CAMAGÜEY.- Mi hija llegó de la escuela con una indicación que parecía sencilla: llevar algo para donar a los niños del Oriente cubano que lo han perdido todo tras el paso del huracán Melissa. En casa, que aún guarda la fragilidad de los días recientes —cuando casi todos estábamos enfermos mientras ese ciclón azotaba—, aquella propuesta tuvo un peso distinto.
Cada imagen que llega por las redes o la televisión golpea hondo. Casas cubiertas por las aguas hasta el techo, calles irreconocibles, familias enteras sin un lugar al que regresar. Los rostros, sobre todo los rostros, tienen esa mirada que dice más que mil palabras: se quedó sin nada.
Esta no era la primera vez. El año pasado, para los niños de Guantánamo, emprendimos juntas ese gesto de donar. Entonces, mi hija tuvo que aceptar—con lágrimas que casi rompe— entregar un peluche muy querido. No la forzamos. Le explicamos. Le hablamos del poder que tienen los objetos cuando se transforman en consuelo para otros. Al final, ella lo dio. Y algo germinó en su interior.
Quizá por eso ahora ha sido diferente. Esta vez fue ella quien insistió. Antes de que yo dijera algo. Antes de cualquier explicación.
—Mamá, tenemos que buscar la ropita para donar —dijo temprano, con la voz aún tibia del sueño.
En un primer momento afirmó que no podía regalar otro peluche, porque con todos tenían “mucho apego emocional”. Y yo la entendí. Pero minutos después, mientras preparábamos la ropa, fue ella la que volvió a hablar:
—Sí, Mamá… y un peluchito también. Porque un niño lo necesita.
Luego, tomó una hoja con forma de flor amarilla, y escribió con una caligrafía que todavía tropieza entre curvas: “Deseo que mi regalo te haga feliz.”

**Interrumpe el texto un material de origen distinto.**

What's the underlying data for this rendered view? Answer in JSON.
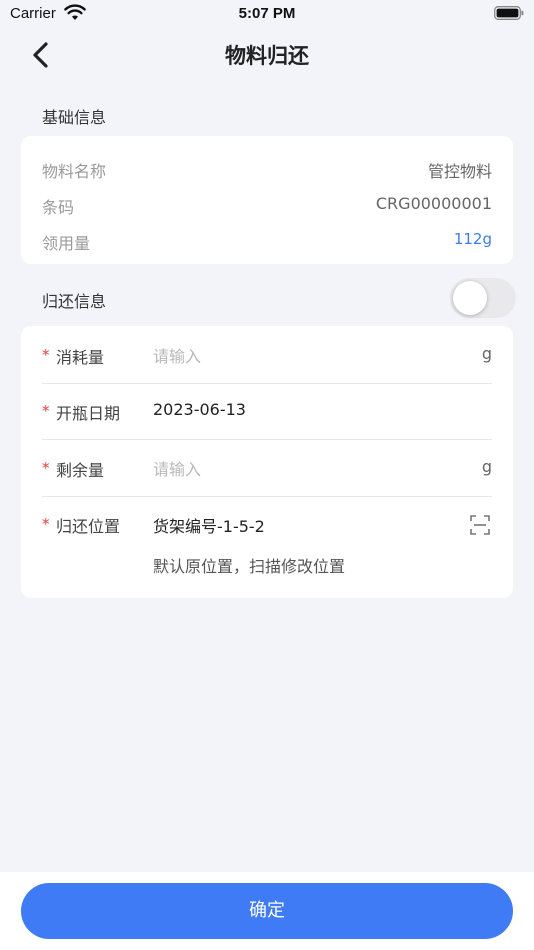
{
  "status_bar": {
    "carrier": "Carrier",
    "time": "5:07 PM"
  },
  "nav": {
    "title": "物料归还"
  },
  "basic_info": {
    "section_title": "基础信息",
    "rows": [
      {
        "label": "物料名称",
        "value": "管控物料"
      },
      {
        "label": "条码",
        "value": "CRG00000001"
      },
      {
        "label": "领用量",
        "value": "112g"
      }
    ]
  },
  "return_info": {
    "section_title": "归还信息",
    "toggle_on": false,
    "required_mark": "*",
    "consumption": {
      "label": "消耗量",
      "placeholder": "请输入",
      "unit": "g"
    },
    "open_date": {
      "label": "开瓶日期",
      "value": "2023-06-13"
    },
    "remaining": {
      "label": "剩余量",
      "placeholder": "请输入",
      "unit": "g"
    },
    "location": {
      "label": "归还位置",
      "value": "货架编号-1-5-2",
      "hint": "默认原位置，扫描修改位置"
    }
  },
  "confirm_label": "确定",
  "colors": {
    "accent": "#3e7bf5",
    "required": "#e23c3c",
    "link": "#3d7cf0"
  }
}
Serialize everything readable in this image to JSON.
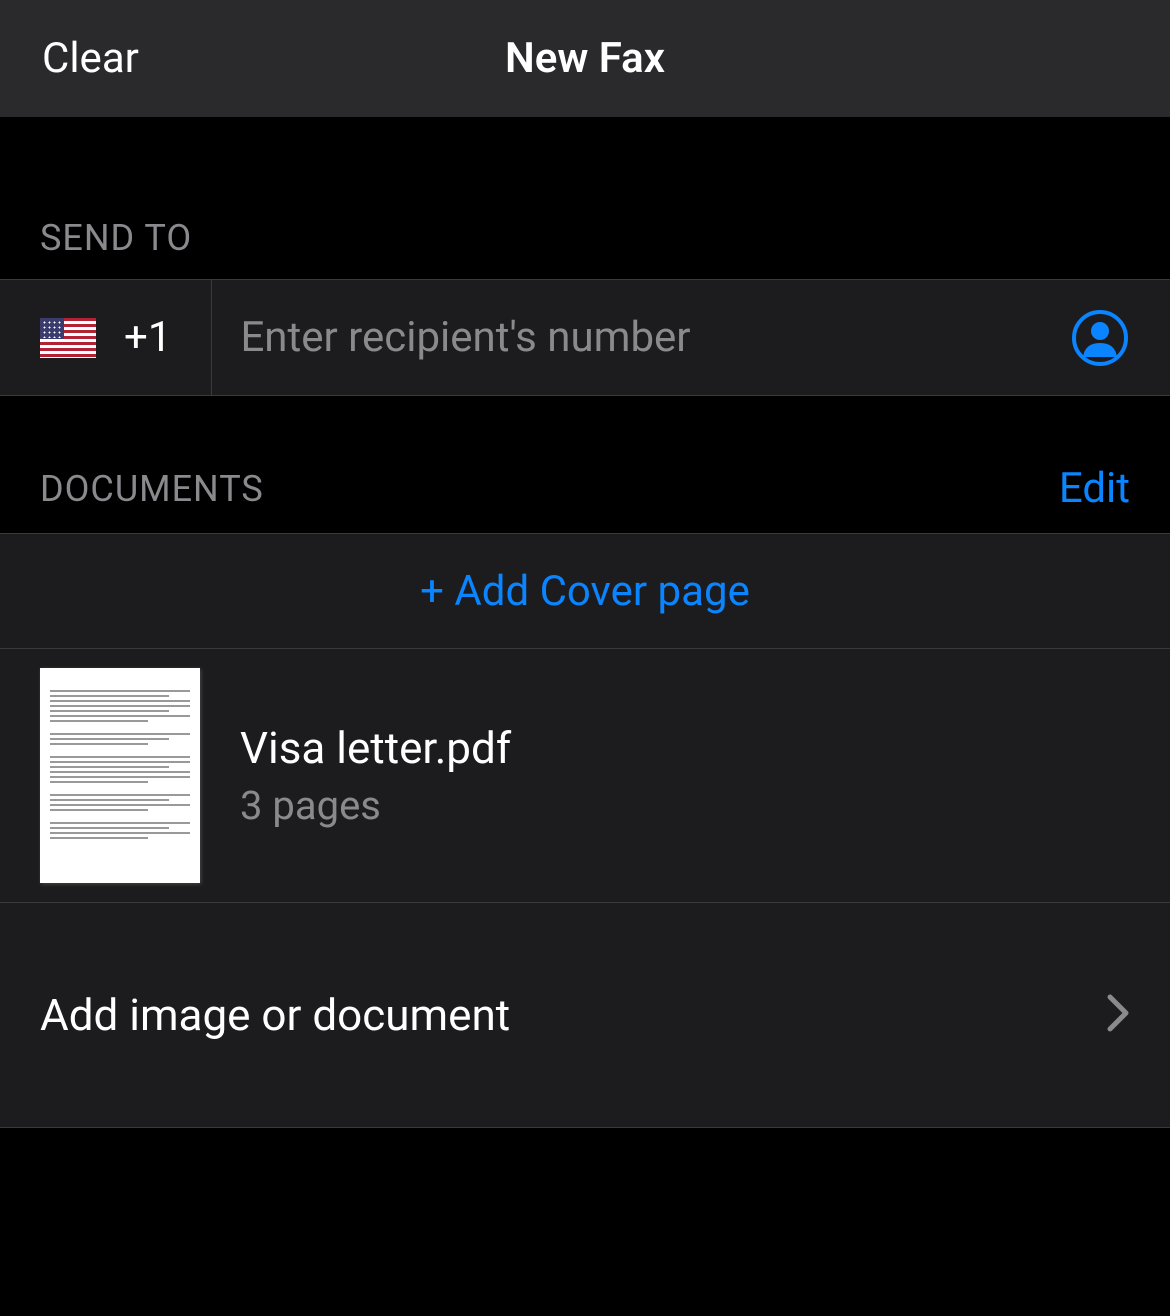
{
  "header": {
    "clear_label": "Clear",
    "title": "New Fax"
  },
  "send_to": {
    "section_label": "SEND TO",
    "dial_code": "+1",
    "flag_name": "us-flag",
    "placeholder": "Enter recipient's number",
    "value": ""
  },
  "documents": {
    "section_label": "DOCUMENTS",
    "edit_label": "Edit",
    "add_cover_label": "+ Add Cover page",
    "items": [
      {
        "name": "Visa letter.pdf",
        "pages_label": "3 pages"
      }
    ],
    "add_doc_label": "Add image or document"
  },
  "colors": {
    "accent": "#0a84ff",
    "background": "#000000",
    "row_background": "#1c1c1e",
    "header_background": "#2a2a2c",
    "secondary_text": "#8a8a8e"
  }
}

Guardó la nota dentro de la bolsa transparente. Y antes de salir hacia la escuela, se detuvo. Dijo que tenía cosquillitas en el estómago. Que estaba contenta por lo que había hecho.
No era vanidad. No era orgullo. Era alegría pura, esa que viene cuando uno descubre que puede ser útil, aunque sea un poco.
Hoy entregará su aporte a la maestra. Y yo, que la vi crecer en este gesto, pienso en lo necesario que es cultivar la solidaridad. No se trata de desprenderse sin más, ni de negar los afectos que nos atan a nuestras cosas. Se trata de abrir espacio para alguien más. De reconocer que lo poco que tengamos puede ser un mundo para otro.
Pienso en los paralelos: Una niña en la ciudad llana de Camagüey, un niño de las montañas orientales. Ambos con sueños, risas, temores. Ambos merecedores de abrigo, ternura y luz.
En tiempos de tanta estrechez, compartir es un acto de valiente abundancia. Y quizá no podamos resolverlo todo. Quizá no podamos dar mucho. Pero sí podemos dar algo. Y ese algo puede encender un rincón cálido en la vida de alguien más.
No cuento esto para presumir. Lo cuento porque aquí, en mi casa, en mi hija, está naciendo un corazón que sabe mirar hacia afuera. Y eso —en un mundo que tantas veces invita al egoísmo— es un regalo que no tiene medida.